Industry standard highest-level performance for lead to sales-center-to-conversion clocks in at 2o% to 25%," says Simmel. "Since we opened HomeBase, our convert rate is 48%. Once we start releasing more normalized inventory in the upcoming months, I'm thinking we can get to 50% conversion of our 'kept-appointment' rates."
Why it matters for homebuilding
Think again of the question at the top:
How would a best-of-class organization treat a client prepared to invest $300,000 to $700,000?
If the order of homebuilders' world began with that question and developed process, technology, resource-access, and talent from that baseline outward, how would the business change?
In fact, putting homebuyers and their journey first and foremost is actually reworking Empire Atlanta into a more streamlined, cost-efficient overhead organization. It was able to consolidate siloed selling teams from five separate neighborhoods, into its centralized excellence center at HomeBase – eliminating tens of thousands in commissions, and turbocharging its absorption rates for all five communities.

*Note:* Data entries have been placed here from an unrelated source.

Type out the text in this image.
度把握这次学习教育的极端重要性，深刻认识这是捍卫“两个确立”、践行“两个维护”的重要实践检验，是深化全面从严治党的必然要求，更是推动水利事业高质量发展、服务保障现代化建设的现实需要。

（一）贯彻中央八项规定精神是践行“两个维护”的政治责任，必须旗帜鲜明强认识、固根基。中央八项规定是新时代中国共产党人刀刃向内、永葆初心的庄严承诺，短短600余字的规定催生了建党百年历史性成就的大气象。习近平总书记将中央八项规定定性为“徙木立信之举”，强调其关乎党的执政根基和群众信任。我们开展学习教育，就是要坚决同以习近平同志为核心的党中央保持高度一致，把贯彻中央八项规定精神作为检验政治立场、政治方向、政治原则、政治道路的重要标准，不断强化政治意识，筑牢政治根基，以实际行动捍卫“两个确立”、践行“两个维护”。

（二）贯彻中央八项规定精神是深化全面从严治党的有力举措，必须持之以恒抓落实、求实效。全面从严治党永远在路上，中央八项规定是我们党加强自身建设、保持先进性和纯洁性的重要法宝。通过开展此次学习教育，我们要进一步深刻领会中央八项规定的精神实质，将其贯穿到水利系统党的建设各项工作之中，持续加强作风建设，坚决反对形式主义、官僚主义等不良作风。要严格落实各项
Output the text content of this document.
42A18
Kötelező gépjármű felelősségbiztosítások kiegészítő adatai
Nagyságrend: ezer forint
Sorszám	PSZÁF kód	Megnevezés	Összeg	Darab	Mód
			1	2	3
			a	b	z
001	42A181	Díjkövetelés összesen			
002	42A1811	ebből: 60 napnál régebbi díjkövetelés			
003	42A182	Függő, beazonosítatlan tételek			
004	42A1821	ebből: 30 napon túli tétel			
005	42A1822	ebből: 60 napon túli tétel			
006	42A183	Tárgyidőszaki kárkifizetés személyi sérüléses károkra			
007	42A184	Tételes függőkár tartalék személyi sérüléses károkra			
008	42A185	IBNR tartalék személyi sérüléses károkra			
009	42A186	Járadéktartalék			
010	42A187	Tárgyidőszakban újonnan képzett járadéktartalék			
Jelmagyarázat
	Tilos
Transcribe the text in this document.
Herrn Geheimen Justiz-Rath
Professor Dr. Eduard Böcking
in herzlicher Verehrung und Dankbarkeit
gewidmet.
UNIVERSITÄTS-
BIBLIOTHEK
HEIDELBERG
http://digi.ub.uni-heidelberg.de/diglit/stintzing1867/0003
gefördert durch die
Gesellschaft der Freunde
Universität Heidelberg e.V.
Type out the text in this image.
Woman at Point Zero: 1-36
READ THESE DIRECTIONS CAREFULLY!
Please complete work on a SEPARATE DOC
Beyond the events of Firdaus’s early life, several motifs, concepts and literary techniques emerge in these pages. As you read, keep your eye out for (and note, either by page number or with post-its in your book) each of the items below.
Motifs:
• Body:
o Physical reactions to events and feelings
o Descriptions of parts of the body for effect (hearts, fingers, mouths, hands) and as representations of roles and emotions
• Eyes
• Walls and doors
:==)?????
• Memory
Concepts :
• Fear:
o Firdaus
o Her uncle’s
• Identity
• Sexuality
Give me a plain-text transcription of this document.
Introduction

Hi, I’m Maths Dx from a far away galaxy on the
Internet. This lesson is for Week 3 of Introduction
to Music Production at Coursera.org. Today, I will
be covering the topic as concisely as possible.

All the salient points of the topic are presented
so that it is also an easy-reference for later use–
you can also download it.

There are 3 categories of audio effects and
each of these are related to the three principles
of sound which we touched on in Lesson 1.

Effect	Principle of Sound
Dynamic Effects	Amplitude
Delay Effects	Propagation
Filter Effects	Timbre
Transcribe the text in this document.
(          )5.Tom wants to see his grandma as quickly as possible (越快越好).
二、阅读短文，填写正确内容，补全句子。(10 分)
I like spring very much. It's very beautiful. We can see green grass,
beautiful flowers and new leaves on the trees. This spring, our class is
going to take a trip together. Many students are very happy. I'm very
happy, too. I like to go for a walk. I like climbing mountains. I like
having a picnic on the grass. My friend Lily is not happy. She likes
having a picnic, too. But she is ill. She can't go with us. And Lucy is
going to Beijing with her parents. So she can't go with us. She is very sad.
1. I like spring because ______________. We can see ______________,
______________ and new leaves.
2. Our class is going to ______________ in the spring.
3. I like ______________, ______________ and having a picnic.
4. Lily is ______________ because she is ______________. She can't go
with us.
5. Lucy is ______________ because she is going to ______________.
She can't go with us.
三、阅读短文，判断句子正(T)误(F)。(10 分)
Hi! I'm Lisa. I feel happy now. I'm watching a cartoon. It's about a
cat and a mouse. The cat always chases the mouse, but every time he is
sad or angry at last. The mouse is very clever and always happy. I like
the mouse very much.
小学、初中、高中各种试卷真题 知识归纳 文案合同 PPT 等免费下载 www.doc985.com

Our agent teams never imagined – before now – that they'd be able to do their job from an offsite, virtual location," says Simmel. "Now they can't picture doing it any other way."
The story of Thomas Edison's invention of the light bulb often involves note of his response to the question of how many failures it took to reach the final success.
I didn't fail 1,000 times," he replied. "It was just a 1,000-step process that lead to the invention."
Homebuilders, too, have taken many steps in their answer to the question.
How would a best-of-class organization treat a client prepared to invest $300,000 to $700,000?
Now, it seems, they're onto the right answer.